We know that air pollution is bad, and that pollution from sulfur dioxide causes acid rain and cardiovascular and respiratory diseases. Yet due to regulations on aerosols, in the last decades, sulfur dioxide emissions are declining and scientists are still uncertain in what effects this decreasing air pollution will have. Following a new study in the Journal of Geophysical Research: Atmospheres, it is plausible that falling sulfur dioxide emissions in the United States will impact more than just the immediate region. The study reports that fewer emissions will actually increase rainfall in Africa's semi-arid Sahel, while bringing slightly more rain to the U.S., as well.
Sulfur dioxide is dangerous because it both cools and dries the planet by reflecting sunlight back to space and suppressing heat-driven evaporation near the ground, reports Science Daily. Sahel, which is encompasses a long West to East strip of Africa between the Sahara Desert to the north and the Sudanian Savanna to the south, has had severe droughts since the 1970s and 80s. The scientists are now wondering if those droughts are linked to conditions in other areas of the world.

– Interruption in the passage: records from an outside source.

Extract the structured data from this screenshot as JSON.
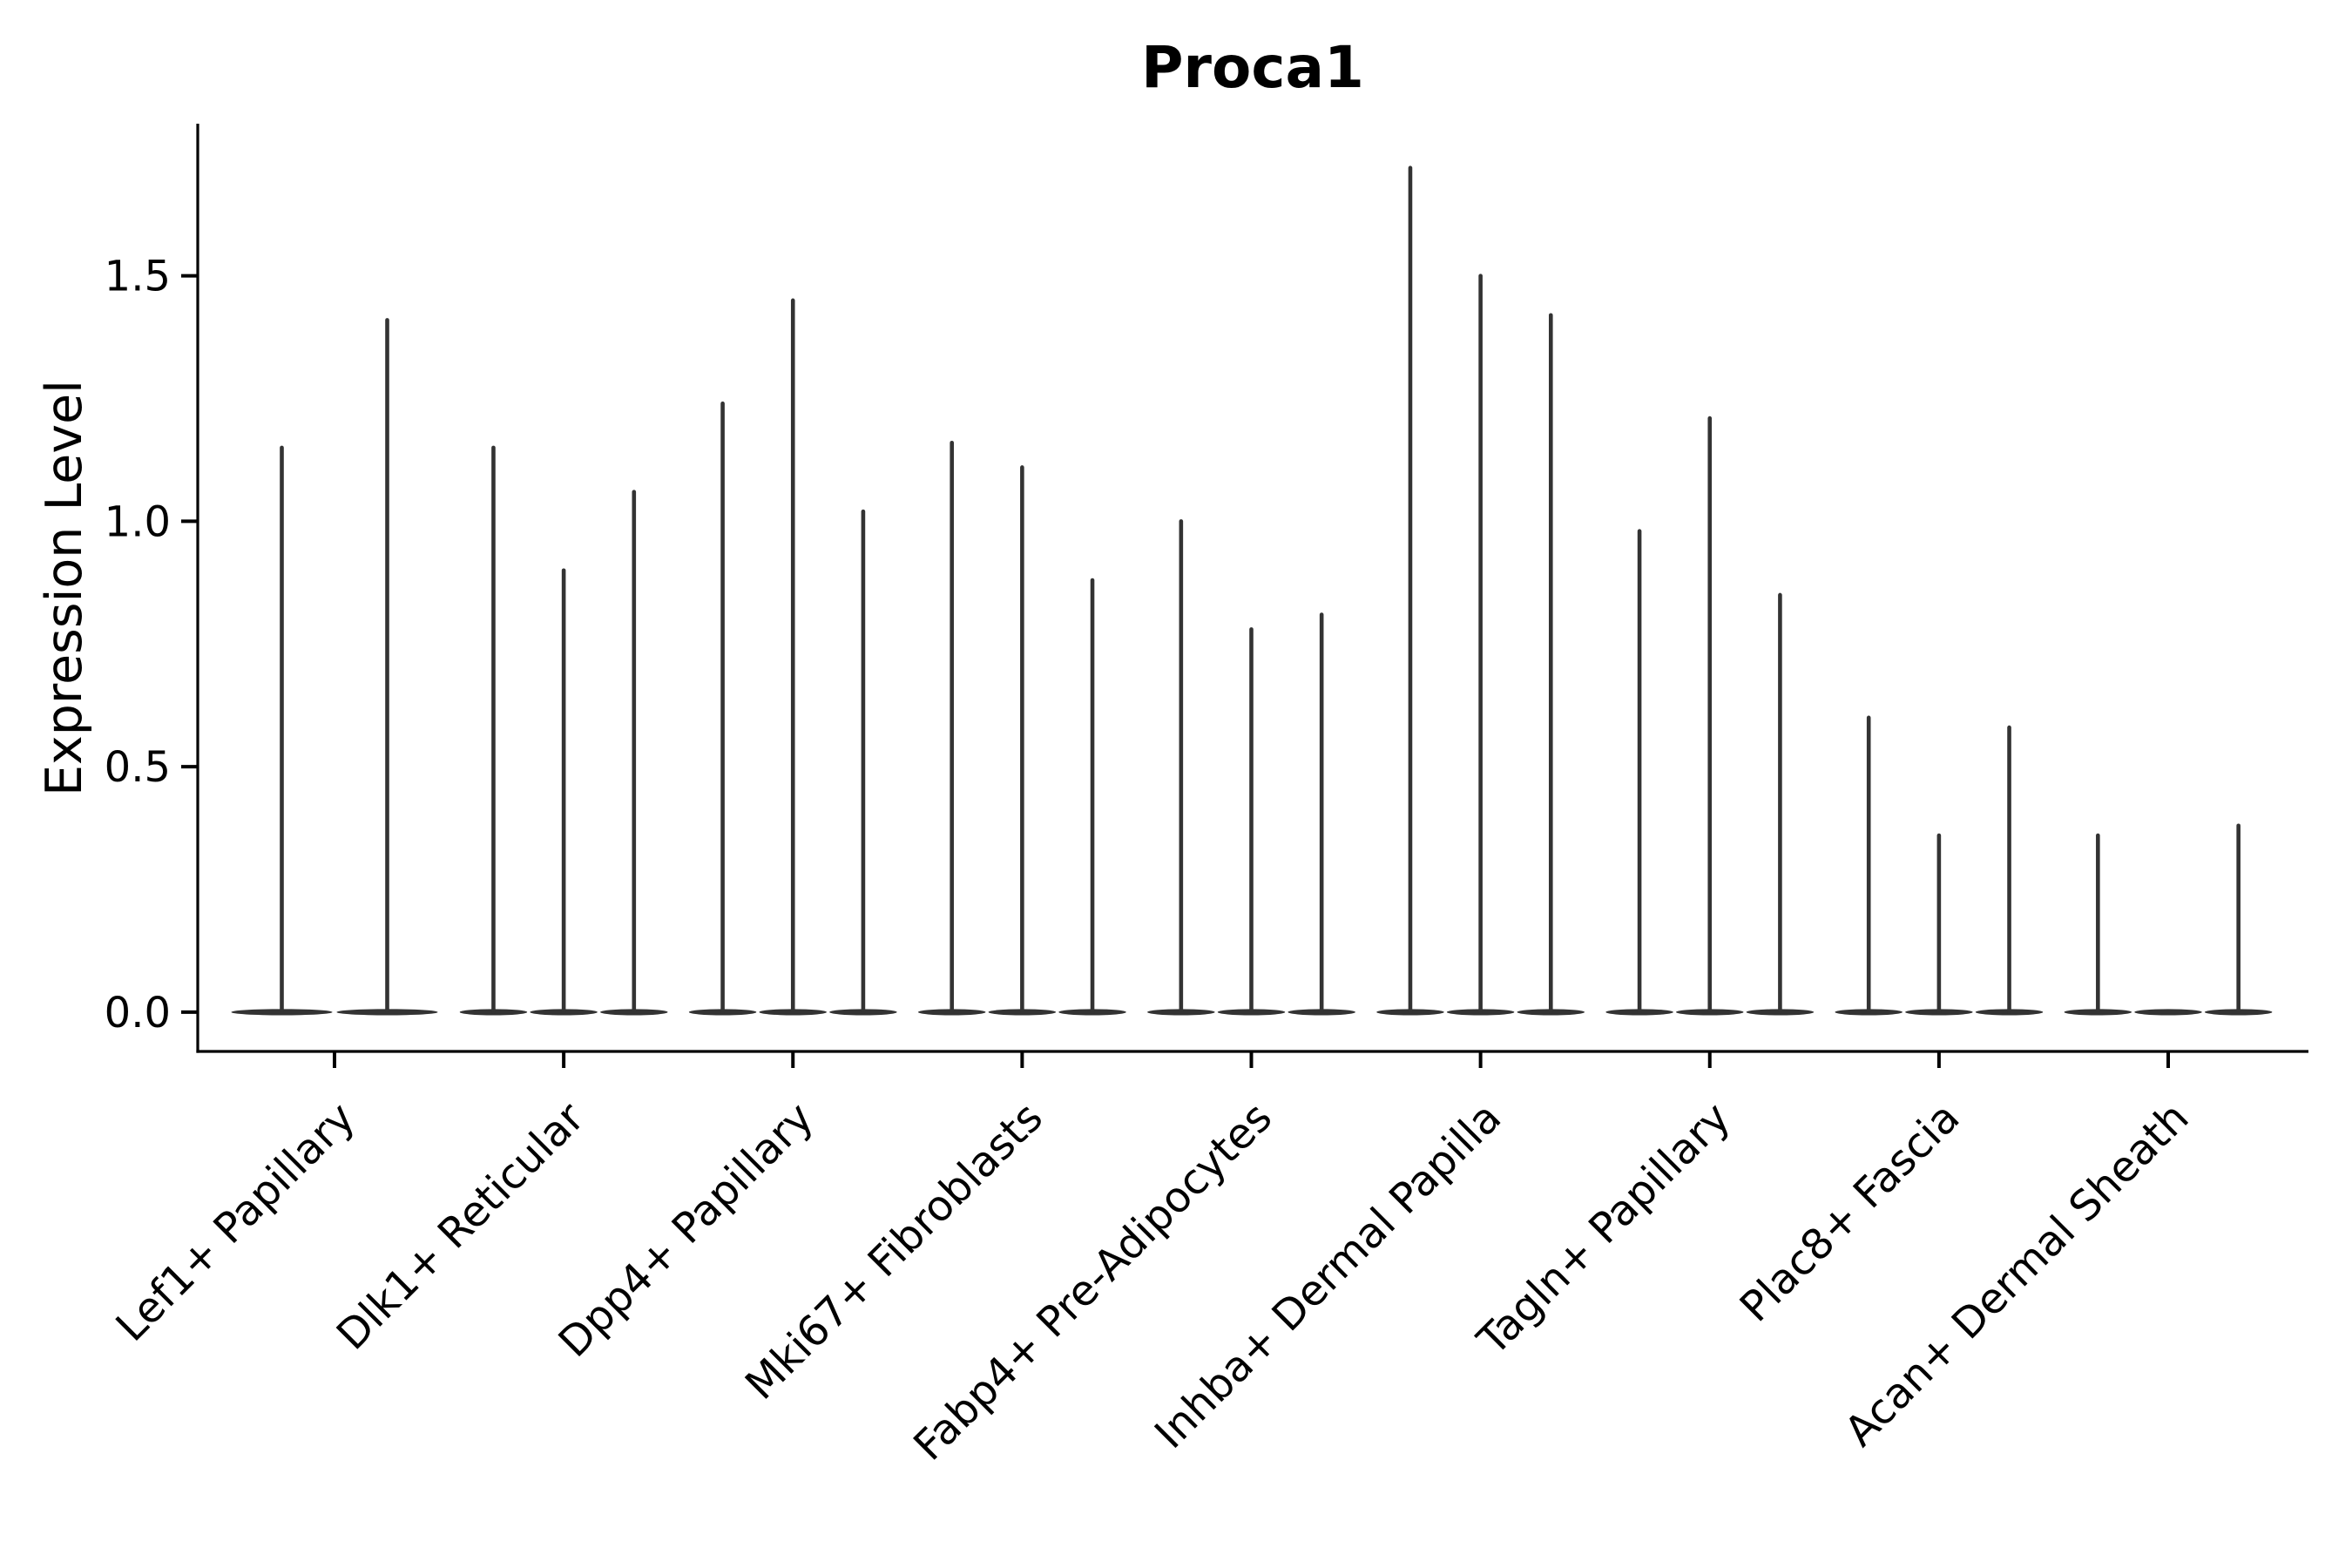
{
  "figure": {
    "background": "#ffffff"
  },
  "chart_data": {
    "type": "violin",
    "title": "Proca1",
    "ylabel": "Expression Level",
    "xlabel": "",
    "categories": [
      "Lef1+ Papillary",
      "Dlk1+ Reticular",
      "Dpp4+ Papillary",
      "Mki67+ Fibroblasts",
      "Fabp4+ Pre-Adipocytes",
      "Inhba+ Dermal Papilla",
      "Tagln+ Papillary",
      "Plac8+ Fascia",
      "Acan+ Dermal Sheath"
    ],
    "series_note": "Each category shows thin collapsed violins (most cells at 0) with a narrow spike up to the max expression value per violin; a value of 0 means the violin is flat on the baseline.",
    "violin_spike_maxima": [
      [
        1.15,
        1.41
      ],
      [
        1.15,
        0.9,
        1.06
      ],
      [
        1.24,
        1.45,
        1.02
      ],
      [
        1.16,
        1.11,
        0.88
      ],
      [
        1.0,
        0.78,
        0.81
      ],
      [
        1.72,
        1.5,
        1.42
      ],
      [
        0.98,
        1.21,
        0.85
      ],
      [
        0.6,
        0.36,
        0.58
      ],
      [
        0.36,
        0.0,
        0.38
      ]
    ],
    "ytick_values": [
      0.0,
      0.5,
      1.0,
      1.5
    ],
    "ytick_labels": [
      "0.0",
      "0.5",
      "1.0",
      "1.5"
    ],
    "ylim": [
      -0.08,
      1.81
    ],
    "baseline_value": 0.0,
    "grid": "off",
    "legend": "none",
    "x_label_rotation_deg": 45,
    "violin_color": "#333333",
    "axis_color": "#000000",
    "text_color": "#000000"
  }
}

"We were surprised to find that removing sulfur emissions in just one country would significantly influence rainfall on another continent, thousands of miles away," said study coauthor Arlene Fiore, an atmospheric scientist at Lamont-Doherty.

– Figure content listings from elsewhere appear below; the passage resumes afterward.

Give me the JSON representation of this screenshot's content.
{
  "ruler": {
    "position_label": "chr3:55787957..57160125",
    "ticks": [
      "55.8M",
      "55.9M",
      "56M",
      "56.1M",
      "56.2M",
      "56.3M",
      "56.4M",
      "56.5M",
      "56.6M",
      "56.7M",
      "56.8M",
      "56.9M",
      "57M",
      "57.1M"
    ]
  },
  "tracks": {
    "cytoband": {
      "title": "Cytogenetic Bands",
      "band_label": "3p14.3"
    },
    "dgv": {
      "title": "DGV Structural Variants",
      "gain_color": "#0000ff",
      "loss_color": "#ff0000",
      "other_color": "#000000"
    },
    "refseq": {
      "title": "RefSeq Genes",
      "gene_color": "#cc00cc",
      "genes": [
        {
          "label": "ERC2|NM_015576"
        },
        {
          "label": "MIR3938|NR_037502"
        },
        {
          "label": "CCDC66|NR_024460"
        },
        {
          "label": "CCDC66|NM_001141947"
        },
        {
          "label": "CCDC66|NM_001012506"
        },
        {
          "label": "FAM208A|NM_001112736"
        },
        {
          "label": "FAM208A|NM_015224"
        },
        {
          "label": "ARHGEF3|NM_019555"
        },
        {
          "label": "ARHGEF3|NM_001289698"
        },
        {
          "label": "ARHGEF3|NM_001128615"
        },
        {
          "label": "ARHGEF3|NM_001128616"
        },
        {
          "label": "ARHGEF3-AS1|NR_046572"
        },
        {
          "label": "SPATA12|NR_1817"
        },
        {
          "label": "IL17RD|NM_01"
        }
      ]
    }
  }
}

Looking at three models, the team of researchers quantified the global and regional precipitation responses to U.S. sulfur dioxide emission reductions. There is hope that U.S. sulfur dioxide emissions could reach zero by 2100, so the researchers set their projections with this zero-emissions scenario. If this is the case, the projections show that rainfall over the Sahel could increase up to 10 percent from 2000 levels. All three models also showed a slight increase in average global rainfall, with higher levels in the United States and other northern-hemisphere regions.

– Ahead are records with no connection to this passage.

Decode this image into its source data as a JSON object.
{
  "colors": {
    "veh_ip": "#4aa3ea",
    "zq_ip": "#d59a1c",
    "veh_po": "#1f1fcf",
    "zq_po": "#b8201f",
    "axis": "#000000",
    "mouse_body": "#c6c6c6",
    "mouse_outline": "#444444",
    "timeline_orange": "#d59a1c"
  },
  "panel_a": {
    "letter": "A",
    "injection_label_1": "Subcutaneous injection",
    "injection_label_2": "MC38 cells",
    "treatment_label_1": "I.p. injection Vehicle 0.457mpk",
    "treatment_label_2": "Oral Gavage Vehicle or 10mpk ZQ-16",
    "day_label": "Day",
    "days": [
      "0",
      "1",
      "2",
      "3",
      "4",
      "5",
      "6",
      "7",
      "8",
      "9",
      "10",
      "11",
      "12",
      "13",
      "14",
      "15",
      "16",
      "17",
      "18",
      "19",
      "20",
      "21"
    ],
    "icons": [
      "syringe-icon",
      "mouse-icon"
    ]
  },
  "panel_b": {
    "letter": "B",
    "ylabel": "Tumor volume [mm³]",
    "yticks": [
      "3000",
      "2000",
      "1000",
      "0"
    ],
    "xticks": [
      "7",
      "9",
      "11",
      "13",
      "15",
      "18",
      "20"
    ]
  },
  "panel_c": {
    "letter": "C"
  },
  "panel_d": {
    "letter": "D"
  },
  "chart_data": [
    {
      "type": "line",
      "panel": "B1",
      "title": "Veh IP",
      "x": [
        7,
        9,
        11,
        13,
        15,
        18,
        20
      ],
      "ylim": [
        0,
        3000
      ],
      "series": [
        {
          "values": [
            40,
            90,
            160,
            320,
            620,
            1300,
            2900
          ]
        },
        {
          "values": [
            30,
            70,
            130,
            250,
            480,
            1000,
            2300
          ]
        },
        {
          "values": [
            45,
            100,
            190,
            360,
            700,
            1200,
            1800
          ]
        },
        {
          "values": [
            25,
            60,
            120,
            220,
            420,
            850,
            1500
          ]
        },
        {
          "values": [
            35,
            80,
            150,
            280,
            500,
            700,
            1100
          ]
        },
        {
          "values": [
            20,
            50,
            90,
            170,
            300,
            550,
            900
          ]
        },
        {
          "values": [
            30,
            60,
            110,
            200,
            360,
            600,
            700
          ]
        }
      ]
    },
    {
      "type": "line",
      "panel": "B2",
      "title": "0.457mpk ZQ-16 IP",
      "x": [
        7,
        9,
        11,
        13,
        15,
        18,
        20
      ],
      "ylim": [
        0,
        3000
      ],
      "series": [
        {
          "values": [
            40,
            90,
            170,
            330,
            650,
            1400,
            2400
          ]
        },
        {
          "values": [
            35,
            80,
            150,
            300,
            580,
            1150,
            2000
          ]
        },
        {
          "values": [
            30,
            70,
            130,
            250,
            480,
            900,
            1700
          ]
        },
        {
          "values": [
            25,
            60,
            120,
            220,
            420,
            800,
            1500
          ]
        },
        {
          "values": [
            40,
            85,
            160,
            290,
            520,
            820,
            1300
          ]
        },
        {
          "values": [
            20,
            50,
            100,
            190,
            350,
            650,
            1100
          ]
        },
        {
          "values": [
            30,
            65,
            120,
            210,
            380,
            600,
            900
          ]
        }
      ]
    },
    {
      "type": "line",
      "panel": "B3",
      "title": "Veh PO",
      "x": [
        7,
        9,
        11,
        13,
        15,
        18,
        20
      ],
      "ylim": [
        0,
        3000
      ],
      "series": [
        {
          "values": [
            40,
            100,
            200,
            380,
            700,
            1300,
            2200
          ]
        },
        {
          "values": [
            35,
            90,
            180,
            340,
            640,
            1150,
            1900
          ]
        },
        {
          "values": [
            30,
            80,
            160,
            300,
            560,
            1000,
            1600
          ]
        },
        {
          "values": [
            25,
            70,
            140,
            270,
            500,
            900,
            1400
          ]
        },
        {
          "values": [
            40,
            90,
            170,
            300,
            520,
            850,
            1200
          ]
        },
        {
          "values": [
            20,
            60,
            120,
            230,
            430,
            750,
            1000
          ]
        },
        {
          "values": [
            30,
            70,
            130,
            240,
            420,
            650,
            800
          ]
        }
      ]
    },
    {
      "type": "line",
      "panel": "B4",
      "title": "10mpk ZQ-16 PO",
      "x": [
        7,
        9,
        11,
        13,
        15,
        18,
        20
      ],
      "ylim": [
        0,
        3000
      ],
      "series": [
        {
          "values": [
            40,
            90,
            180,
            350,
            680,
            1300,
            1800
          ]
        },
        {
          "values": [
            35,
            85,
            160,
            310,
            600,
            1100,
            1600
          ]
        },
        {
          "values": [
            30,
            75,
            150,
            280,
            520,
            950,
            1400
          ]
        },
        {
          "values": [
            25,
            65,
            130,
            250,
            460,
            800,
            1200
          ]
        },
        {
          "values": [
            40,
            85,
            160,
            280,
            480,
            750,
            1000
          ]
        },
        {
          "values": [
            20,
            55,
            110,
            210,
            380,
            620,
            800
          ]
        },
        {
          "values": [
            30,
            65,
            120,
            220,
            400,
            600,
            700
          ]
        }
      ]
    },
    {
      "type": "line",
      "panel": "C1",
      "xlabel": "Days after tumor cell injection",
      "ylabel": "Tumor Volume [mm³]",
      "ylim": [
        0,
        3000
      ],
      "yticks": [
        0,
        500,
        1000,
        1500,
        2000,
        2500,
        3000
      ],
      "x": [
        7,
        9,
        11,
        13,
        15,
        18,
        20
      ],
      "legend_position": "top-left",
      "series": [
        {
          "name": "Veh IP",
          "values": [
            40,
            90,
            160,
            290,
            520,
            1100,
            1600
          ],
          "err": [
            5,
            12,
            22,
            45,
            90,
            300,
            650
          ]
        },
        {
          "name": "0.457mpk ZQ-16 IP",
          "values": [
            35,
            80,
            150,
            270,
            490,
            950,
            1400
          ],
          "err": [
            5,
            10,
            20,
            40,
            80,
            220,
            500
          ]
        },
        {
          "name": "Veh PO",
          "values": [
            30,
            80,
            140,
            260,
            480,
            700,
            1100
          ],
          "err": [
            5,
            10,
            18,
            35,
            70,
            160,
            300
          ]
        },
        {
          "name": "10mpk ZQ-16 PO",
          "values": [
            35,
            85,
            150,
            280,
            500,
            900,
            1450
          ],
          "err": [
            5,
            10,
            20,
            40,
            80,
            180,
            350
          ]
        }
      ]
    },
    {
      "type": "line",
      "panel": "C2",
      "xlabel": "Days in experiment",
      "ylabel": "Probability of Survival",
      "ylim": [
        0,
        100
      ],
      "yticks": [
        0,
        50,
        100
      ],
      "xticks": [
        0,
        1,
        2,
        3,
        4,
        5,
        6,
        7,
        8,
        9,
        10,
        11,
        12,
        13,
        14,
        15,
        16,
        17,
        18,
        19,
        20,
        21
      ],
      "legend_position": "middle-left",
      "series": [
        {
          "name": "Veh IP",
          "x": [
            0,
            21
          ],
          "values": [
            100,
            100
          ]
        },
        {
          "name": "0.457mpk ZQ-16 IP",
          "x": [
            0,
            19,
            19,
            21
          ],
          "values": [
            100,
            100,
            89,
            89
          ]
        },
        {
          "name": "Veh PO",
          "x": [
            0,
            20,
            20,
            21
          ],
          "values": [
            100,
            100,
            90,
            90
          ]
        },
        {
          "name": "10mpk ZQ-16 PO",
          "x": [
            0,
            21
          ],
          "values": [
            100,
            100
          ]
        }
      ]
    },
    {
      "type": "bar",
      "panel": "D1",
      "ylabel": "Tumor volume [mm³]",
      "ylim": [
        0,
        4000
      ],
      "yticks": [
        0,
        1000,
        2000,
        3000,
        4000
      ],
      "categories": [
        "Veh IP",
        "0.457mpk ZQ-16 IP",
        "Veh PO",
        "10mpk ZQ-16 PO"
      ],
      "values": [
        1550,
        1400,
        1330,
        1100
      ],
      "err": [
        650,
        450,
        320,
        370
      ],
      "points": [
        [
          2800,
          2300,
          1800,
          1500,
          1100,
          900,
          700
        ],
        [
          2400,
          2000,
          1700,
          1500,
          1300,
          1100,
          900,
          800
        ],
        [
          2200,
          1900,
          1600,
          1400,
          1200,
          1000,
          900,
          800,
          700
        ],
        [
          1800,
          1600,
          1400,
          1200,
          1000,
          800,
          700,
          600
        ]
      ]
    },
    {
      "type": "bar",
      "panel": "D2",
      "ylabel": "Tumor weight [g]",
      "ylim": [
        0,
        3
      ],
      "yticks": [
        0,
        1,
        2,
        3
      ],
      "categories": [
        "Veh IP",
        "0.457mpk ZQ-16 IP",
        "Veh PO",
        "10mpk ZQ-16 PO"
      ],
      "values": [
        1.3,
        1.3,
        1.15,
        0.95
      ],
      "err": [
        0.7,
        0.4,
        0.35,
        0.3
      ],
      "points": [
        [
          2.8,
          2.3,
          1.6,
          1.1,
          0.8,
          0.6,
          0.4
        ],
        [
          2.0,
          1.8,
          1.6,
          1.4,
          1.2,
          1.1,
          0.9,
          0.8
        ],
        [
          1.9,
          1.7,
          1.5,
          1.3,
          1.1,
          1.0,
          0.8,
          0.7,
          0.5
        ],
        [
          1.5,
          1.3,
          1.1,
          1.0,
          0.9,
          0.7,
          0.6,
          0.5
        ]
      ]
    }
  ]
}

The consequential rainfall would come because the tropical rain belt would shift to its normal, northernmost position above the equator during northern hemisphere summer, moving the rain belt roughly 35 kilometers north where more of it reaches Sahel. That could have significant implications for such a drought-worn region. Agriculture could become more reliable and profitable for those living there.
"Reducing emissions in one region can influence rainfall far away because our global atmosphere is interconnected," said the study's lead author, Dan Westervelt, an atmospheric scientist at Columbia University's Lamont-Doherty Earth Observatory. "We show that the health and environmental benefits of U.S. clean air policies extend to global climate as well."